Reliable approaches for measuring antihypertensive medication compliance in the outpatient setting are not readily available. The objective of the current study was to determine the reliability of the Hill-Bone Compliance Scale among elderly hypertensive patients.


We conducted a cross-sectional survey of community-dwelling patients attending the hypertension section of the Internal Medicine Clinic in a large multispecialty group practice. Participants (n=239) completed a self-administered questionnaire consisting of demographic questions and the Hill-Bone Compliance to High Blood Pressure Therapy Scale, which includes a nine-item medication compliance subscale.

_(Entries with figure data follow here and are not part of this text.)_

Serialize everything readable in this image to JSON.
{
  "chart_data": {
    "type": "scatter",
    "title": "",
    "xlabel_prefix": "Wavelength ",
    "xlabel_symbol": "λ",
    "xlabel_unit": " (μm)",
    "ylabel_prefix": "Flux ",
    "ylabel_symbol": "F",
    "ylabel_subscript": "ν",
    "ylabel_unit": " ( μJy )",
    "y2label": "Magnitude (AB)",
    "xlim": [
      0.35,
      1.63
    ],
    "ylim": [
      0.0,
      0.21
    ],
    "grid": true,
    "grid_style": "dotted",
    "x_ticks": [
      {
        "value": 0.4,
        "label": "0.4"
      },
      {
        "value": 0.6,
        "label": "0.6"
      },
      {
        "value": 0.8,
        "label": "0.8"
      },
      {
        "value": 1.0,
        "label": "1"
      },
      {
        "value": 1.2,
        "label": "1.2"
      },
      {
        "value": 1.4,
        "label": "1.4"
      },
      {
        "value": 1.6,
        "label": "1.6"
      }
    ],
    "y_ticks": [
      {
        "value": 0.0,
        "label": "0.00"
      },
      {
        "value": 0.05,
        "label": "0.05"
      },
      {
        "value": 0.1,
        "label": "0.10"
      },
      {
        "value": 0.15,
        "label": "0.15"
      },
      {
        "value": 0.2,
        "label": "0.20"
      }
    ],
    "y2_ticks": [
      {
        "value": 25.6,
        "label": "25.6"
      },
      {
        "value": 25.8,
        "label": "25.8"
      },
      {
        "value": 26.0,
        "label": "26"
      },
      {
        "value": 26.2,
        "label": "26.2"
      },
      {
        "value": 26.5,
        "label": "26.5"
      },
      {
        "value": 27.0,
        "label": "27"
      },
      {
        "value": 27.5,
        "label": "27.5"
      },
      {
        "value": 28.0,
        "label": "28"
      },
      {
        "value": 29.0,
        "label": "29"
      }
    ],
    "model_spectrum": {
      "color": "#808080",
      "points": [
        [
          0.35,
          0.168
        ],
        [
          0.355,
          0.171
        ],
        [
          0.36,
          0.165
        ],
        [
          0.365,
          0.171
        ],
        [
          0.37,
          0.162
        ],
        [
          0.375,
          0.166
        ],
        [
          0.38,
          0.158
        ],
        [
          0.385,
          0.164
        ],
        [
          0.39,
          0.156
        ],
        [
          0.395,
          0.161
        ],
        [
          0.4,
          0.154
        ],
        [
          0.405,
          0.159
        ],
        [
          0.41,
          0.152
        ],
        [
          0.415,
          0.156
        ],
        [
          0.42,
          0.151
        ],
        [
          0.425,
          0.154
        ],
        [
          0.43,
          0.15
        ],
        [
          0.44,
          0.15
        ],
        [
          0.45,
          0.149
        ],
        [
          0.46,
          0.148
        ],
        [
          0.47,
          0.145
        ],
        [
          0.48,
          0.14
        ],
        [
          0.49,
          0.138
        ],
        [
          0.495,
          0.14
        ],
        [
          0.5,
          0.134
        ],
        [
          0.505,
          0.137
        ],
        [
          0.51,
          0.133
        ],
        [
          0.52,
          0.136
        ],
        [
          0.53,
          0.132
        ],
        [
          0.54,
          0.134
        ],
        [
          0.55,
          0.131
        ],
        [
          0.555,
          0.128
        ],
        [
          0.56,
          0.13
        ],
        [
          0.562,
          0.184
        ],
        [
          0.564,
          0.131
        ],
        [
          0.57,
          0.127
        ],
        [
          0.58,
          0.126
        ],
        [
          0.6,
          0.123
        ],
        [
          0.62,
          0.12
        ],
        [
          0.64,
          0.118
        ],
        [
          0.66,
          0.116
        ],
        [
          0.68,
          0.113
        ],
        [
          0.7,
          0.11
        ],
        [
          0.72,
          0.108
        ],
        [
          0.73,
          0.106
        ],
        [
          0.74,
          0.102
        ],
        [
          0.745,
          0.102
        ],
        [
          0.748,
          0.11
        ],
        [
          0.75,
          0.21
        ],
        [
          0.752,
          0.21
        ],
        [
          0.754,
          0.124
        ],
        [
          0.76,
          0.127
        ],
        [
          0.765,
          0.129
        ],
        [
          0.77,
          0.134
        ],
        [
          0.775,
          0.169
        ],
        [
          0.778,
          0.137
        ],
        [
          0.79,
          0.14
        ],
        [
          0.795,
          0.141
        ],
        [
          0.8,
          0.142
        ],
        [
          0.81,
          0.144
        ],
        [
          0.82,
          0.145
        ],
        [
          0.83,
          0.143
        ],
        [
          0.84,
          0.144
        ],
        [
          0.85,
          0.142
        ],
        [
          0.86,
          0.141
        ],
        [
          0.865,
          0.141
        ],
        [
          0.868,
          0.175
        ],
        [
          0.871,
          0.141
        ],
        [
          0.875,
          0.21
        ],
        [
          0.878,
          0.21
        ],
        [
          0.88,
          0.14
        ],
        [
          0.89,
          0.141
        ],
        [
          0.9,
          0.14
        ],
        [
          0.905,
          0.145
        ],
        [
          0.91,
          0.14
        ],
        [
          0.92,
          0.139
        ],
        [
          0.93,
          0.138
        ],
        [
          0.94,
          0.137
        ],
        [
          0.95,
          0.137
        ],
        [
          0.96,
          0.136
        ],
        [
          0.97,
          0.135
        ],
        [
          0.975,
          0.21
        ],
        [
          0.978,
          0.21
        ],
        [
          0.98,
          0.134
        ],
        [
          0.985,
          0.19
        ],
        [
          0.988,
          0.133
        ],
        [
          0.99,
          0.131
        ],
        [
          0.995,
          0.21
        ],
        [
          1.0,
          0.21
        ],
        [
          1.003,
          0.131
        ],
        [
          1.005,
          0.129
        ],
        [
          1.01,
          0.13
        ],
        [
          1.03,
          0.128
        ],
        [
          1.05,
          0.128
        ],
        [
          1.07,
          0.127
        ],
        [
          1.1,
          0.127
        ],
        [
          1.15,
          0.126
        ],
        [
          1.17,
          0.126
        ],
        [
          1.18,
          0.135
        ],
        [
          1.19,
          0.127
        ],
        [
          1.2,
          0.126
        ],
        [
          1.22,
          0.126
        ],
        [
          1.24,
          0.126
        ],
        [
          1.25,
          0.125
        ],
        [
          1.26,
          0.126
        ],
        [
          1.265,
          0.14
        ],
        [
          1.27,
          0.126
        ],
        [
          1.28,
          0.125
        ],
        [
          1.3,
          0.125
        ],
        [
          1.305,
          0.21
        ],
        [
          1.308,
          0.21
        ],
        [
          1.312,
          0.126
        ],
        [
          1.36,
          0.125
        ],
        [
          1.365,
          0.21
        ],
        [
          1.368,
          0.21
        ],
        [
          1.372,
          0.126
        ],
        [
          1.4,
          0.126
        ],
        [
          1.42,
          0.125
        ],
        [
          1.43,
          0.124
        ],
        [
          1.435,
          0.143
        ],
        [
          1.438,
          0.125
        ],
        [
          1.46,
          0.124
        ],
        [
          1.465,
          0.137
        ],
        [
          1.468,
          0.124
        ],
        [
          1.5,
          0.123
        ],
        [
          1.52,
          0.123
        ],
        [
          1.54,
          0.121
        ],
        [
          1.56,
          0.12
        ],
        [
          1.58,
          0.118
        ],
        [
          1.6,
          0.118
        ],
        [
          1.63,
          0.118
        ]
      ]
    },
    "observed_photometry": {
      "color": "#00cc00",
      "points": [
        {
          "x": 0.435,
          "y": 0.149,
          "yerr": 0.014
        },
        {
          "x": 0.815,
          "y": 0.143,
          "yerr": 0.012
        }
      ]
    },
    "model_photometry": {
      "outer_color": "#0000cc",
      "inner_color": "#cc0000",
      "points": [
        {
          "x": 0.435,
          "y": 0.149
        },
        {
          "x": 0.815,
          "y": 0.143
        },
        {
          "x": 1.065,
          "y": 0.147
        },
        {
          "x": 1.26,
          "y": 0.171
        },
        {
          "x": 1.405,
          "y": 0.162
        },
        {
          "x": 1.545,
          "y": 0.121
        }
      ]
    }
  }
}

The mean age of respondents was 69 years; 51% of patients were men, 73% were white, 86% had at least a high school education, and 61% were married. The Cronbach alpha was 0.68 for the medication compliance subscale. All nine items of the medication compliance subscale maintained higher correlations with their own subscale total than with the salt intake and appointment keeping subscale totals. After adjusting for other demographic variables, the odds ratio (95% confidence interval) of perfect medication compliance as reported on the medication compliance subscale was 1.71 (0.95-3.07) for participants 65 years of age and older versus those younger than 65 years of age, 2.53 (1.37-4.66) for whites versus nonwhites, 1.27 (0.73-2.20) for males versus females, 1.30 (0.73-2.29) for married versus unmarried participants, and 1.63 (0.74-3.62) for those with at least a high school education versus those with less education.


The medication compliance subscale of the Hill-Bone Compliance Scale appears reliable and may be a useful tool for detecting noncompliant patients in outpatient settings.